Gálatas 2.16-21: VIVENDO A GRAÇA

Pregado em 9.4.2000 – manhã

1. INTRODUÇÃO

Sem sucesso tentei, nos anos 70, fazer um mestrado em antropologia. Eu fui entrevistado por uma banca de três pesos pesados, entre os quais Roberto DaMatta. Uma de suas perguntas foi sobre a natureza da fé cristã. Ele me perguntou se havia alguma diferença entre um cristão que adora a Deus e um russo em reverência diante do túmulo de Lênine. Naquela época, o fundador do estado soviético ainda era um deus.
Eu não lembro bem o que respondi. Só me lembro que fui reprovado e nunca me esqueci da questão.
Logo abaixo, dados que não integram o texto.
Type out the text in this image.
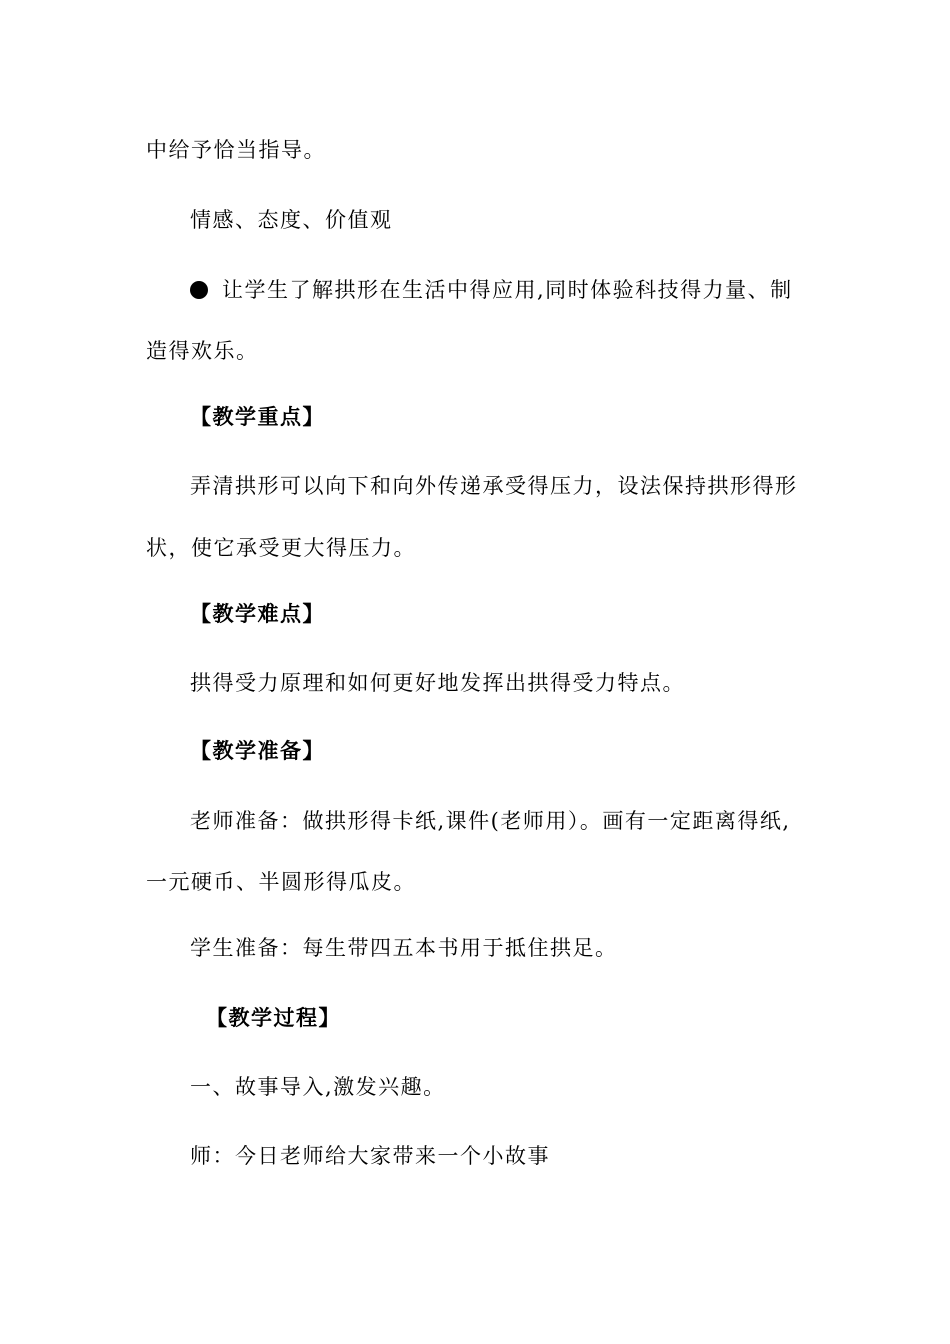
中给予恰当指导。
情感、态度、价值观
让学生了解拱形在生活中得应用,同时体验科技得力量、制
造得欢乐。
【教学重点】
弄清拱形可以向下和向外传递承受得压力，设法保持拱形得形
状，使它承受更大得压力。
【教学难点】
拱得受力原理和如何更好地发挥出拱得受力特点。
【教学准备】
老师准备：做拱形得卡纸,课件(老师用）。画有一定距离得纸,
一元硬币、半圆形得瓜皮。
学生准备：每生带四五本书用于抵住拱足。
【教学过程】
一、故事导入,激发兴趣。
师：今日老师给大家带来一个小故事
Não vou tentar respondê-la agora, tanto porque a banca não está mais reunida quanto porque segui outros caminhos na carreira acadêmica.
Reformulo agora a pergunta, tornando-a um ponto-de-partida essencial para a compreensão e vivência de nossa fé: qual é a melhor palavra para definir o Evangelho?
Tomando os três termos fundamentais do apóstolo Paulo (1Co 13), poderíamos agora responder.

É a fé? Não, não é a fé, porque ela se encontra presente em todas as religiões, inclusive na superstição e no jogo de azar. É verdade que a fé no sentido bíblico é exclusivamente cristã, mas a palavra se perdeu no vazio do mercado dos bens simbólicos. Lênine pode até despertar fé, pelo que fez enquanto viveu, mas ele nunca infundiu graça à vida de alguém.
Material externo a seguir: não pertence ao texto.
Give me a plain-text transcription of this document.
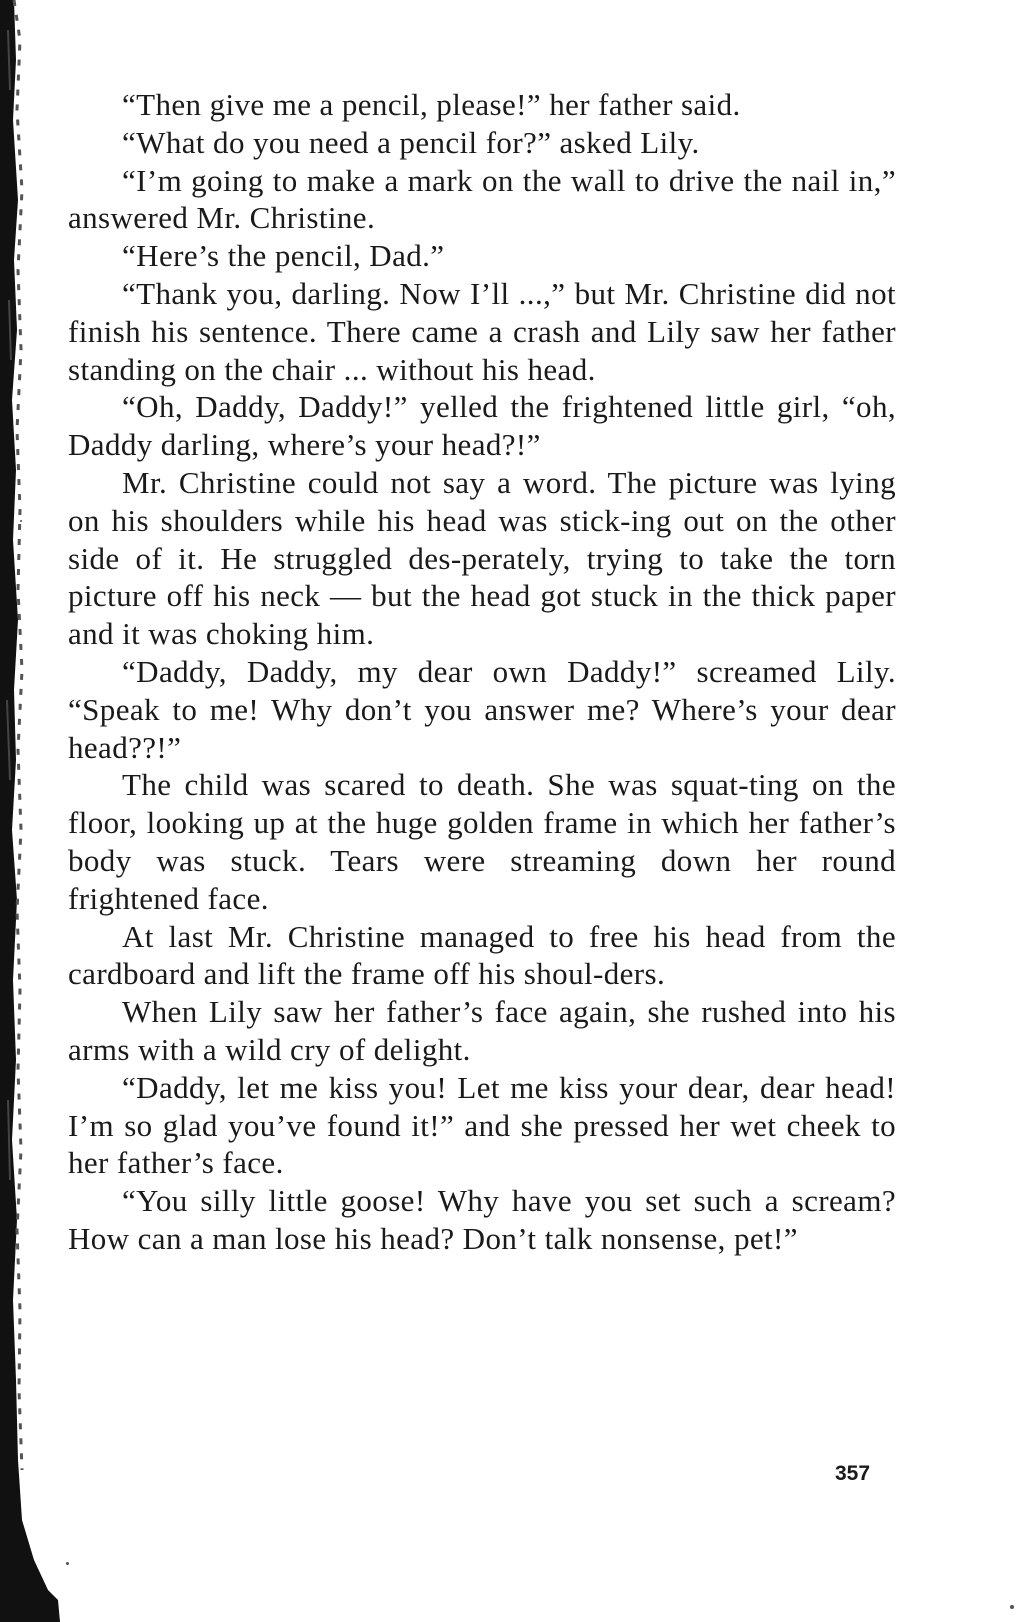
“Then give me a pencil, please!” her father said.

“What do you need a pencil for?” asked Lily.

“I’m going to make a mark on the wall to drive the nail in,” answered Mr. Christine.

“Here’s the pencil, Dad.”

“Thank you, darling. Now I’ll ...,” but Mr. Christine did not finish his sentence. There came a crash and Lily saw her father standing on the chair ... without his head.

“Oh, Daddy, Daddy!” yelled the frightened little girl, “oh, Daddy darling, where’s your head?!”

Mr. Christine could not say a word. The picture was lying on his shoulders while his head was stick-ing out on the other side of it. He struggled des-perately, trying to take the torn picture off his neck — but the head got stuck in the thick paper and it was choking him.

“Daddy, Daddy, my dear own Daddy!” screamed Lily. “Speak to me! Why don’t you answer me? Where’s your dear head??!”

The child was scared to death. She was squat-ting on the floor, looking up at the huge golden frame in which her father’s body was stuck. Tears were streaming down her round frightened face.

At last Mr. Christine managed to free his head from the cardboard and lift the frame off his shoul-ders.

When Lily saw her father’s face again, she rushed into his arms with a wild cry of delight.

“Daddy, let me kiss you! Let me kiss your dear, dear head! I’m so glad you’ve found it!” and she pressed her wet cheek to her father’s face.

“You silly little goose! Why have you set such a scream? How can a man lose his head? Don’t talk nonsense, pet!”

357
É o amor? Não, não é o amor, porque ele não é exclusivo dos cristãos. Ele existe até onde não há fé. Pode não ser o amor bíblico, mas é amor, amor que leva pessoas a se dedicar ao seu próximo como a si mesmo, embora não creia no Deus que propôs isto aos homens. Além disso, o que é mais trágico, nós não conseguimos vivê-lo. Allan Kardec pode, por seus ensinos, levar muitas pessoas à prática da benevolência, mas ele nunca infundiu graça à vida de uma pessoa sequer.
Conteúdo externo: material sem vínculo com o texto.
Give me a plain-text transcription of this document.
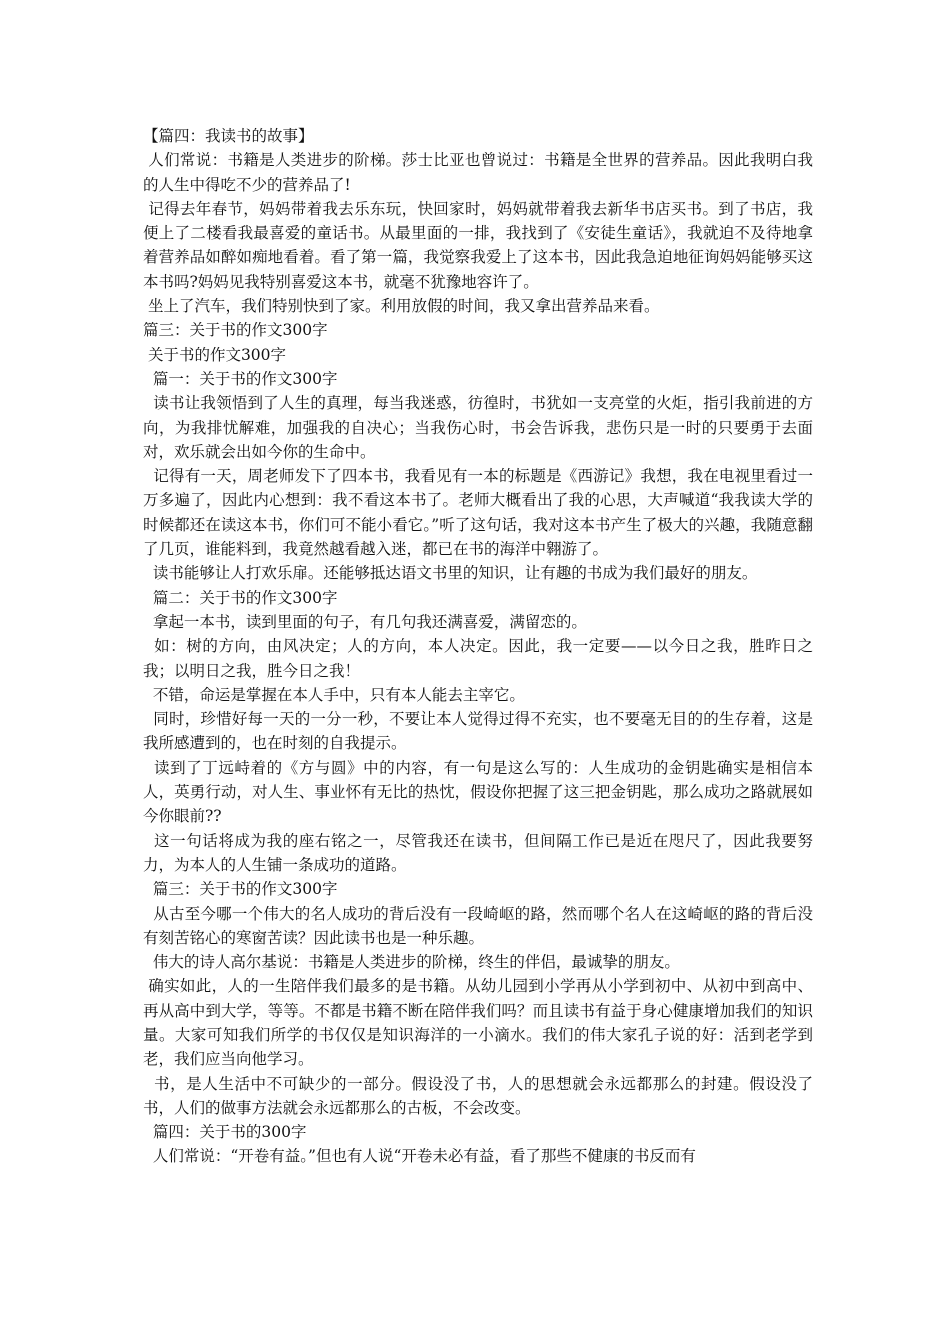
【篇四：我读书的故事】

人们常说：书籍是人类进步的阶梯。莎士比亚也曾说过：书籍是全世界的营养品。因此我明白我的人生中得吃不少的营养品了!

记得去年春节，妈妈带着我去乐东玩，快回家时，妈妈就带着我去新华书店买书。到了书店，我便上了二楼看我最喜爱的童话书。从最里面的一排，我找到了《安徒生童话》，我就迫不及待地拿着营养品如醉如痴地看着。看了第一篇，我觉察我爱上了这本书，因此我急迫地征询妈妈能够买这本书吗?妈妈见我特别喜爱这本书，就毫不犹豫地容许了。

坐上了汽车，我们特别快到了家。利用放假的时间，我又拿出营养品来看。

篇三：关于书的作文300字

关于书的作文300字

篇一：关于书的作文300字

读书让我领悟到了人生的真理，每当我迷惑，彷徨时，书犹如一支亮堂的火炬，指引我前进的方向，为我排忧解难，加强我的自决心；当我伤心时，书会告诉我，悲伤只是一时的只要勇于去面对，欢乐就会出如今你的生命中。

记得有一天，周老师发下了四本书，我看见有一本的标题是《西游记》我想，我在电视里看过一万多遍了，因此内心想到：我不看这本书了。老师大概看出了我的心思，大声喊道“我我读大学的时候都还在读这本书，你们可不能小看它。”听了这句话，我对这本书产生了极大的兴趣，我随意翻了几页，谁能料到，我竟然越看越入迷，都已在书的海洋中翱游了。

读书能够让人打欢乐扉。还能够抵达语文书里的知识，让有趣的书成为我们最好的朋友。

篇二：关于书的作文300字

拿起一本书，读到里面的句子，有几句我还满喜爱，满留恋的。

如：树的方向，由风决定；人的方向，本人决定。因此，我一定要——以今日之我，胜昨日之我；以明日之我，胜今日之我！

不错，命运是掌握在本人手中，只有本人能去主宰它。

同时，珍惜好每一天的一分一秒，不要让本人觉得过得不充实，也不要毫无目的的生存着，这是我所感遭到的，也在时刻的自我提示。

读到了丁远峙着的《方与圆》中的内容，有一句是这么写的：人生成功的金钥匙确实是相信本人，英勇行动，对人生、事业怀有无比的热忱，假设你把握了这三把金钥匙，那么成功之路就展如今你眼前??

这一句话将成为我的座右铭之一，尽管我还在读书，但间隔工作已是近在咫尺了，因此我要努力，为本人的人生铺一条成功的道路。

篇三：关于书的作文300字

从古至今哪一个伟大的名人成功的背后没有一段崎岖的路，然而哪个名人在这崎岖的路的背后没有刻苦铭心的寒窗苦读？因此读书也是一种乐趣。

伟大的诗人高尔基说：书籍是人类进步的阶梯，终生的伴侣，最诚挚的朋友。

确实如此，人的一生陪伴我们最多的是书籍。从幼儿园到小学再从小学到初中、从初中到高中、再从高中到大学，等等。不都是书籍不断在陪伴我们吗？而且读书有益于身心健康增加我们的知识量。大家可知我们所学的书仅仅是知识海洋的一小滴水。我们的伟大家孔子说的好：活到老学到老，我们应当向他学习。

书，是人生活中不可缺少的一部分。假设没了书，人的思想就会永远都那么的封建。假设没了书，人们的做事方法就会永远都那么的古板，不会改变。

篇四：关于书的300字

人们常说：“开卷有益。”但也有人说“开卷未必有益，看了那些不健康的书反而有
É a esperança? Não, não é a esperança, porque esta é o motor de todas as religiões e até de sistemas filosóficos anteriores e posteriores ao Cristianismo. Além disso, tendemos, mesmos os cristãos, a sustentar nossa esperança na capacidade humana de construir o futuro. Um mito pode dar sentido à vida de uma comunidade, mas jamais pode infundir graça a esta comunidade.

Parafraseando Phillip Yancey (Maravilhosa Graça, a quem sou devedor), podemos dizer que graça é o melhor vocábulo para definir a natureza do Cristianismo e do Evangelho. Afinal, nossa fé é uma resposta à graça; o amor de Deus para conosco é uma manifestação da Sua graça; nosso amor uns para com os outros é uma expressão da graça em nós, e a esperança cristã, que é uma esperança contra a esperança, é uma extensão da misericórdia de Deus, um sinônimo para a Sua graça.
Embora sabendo disto, nós, cristãos, temos dificuldade em viver a graça. A maioria dos sermões e dos textos bíblicos está mais para a lei do que para a graça.
Nossa dificuldade em entender a graça advém da nossa dificuldade em olhar a vida sob a perspectiva de Deus, que é radicalmente diferente da nossa. Ele vê com graça; nós vemos com justiça. Isto é verdade em nosso relacionamento com os outros e mesmo em nossa autocompreensão. Ele vê a sua Igreja com graça; nossos olhos são os da justiça. Ele me vê com graça; eu me julgo com justiça, até mesmo com severidade.
Nós não conseguimos viver fora de uma visão meritocrática das relações humanas. A graça de Deus é a abolição do mérito.

Afinal, qual foi o mérito de Noé, em quem Deus achou graça (Gn 6.8)?
Qual foi o mérito de Abraão para ser tornado pai de todos os que têm fé (Gl 3.7)?
Qual foi o mérito de Moisés para poder falar face a face, como se fala com um amigo(Ex 33.11)?
Qual foi o mérito de Davi para ser um homem segundo o coração de Deus (1Sm 13.14)?
Qual foi o mérito de Maria, para que Deus a contemplasse (Lc 1.47)?
Qual foi o mérito de Pedro para ser escolhido como líder principal da nascente Igreja contra a qual as portas do inferno jamais prevaleceriam (Mt 16.18).
Qual foi o mérito de Paulo para ser chamado de perseguidor a perseguido (1Tm 1.13)?.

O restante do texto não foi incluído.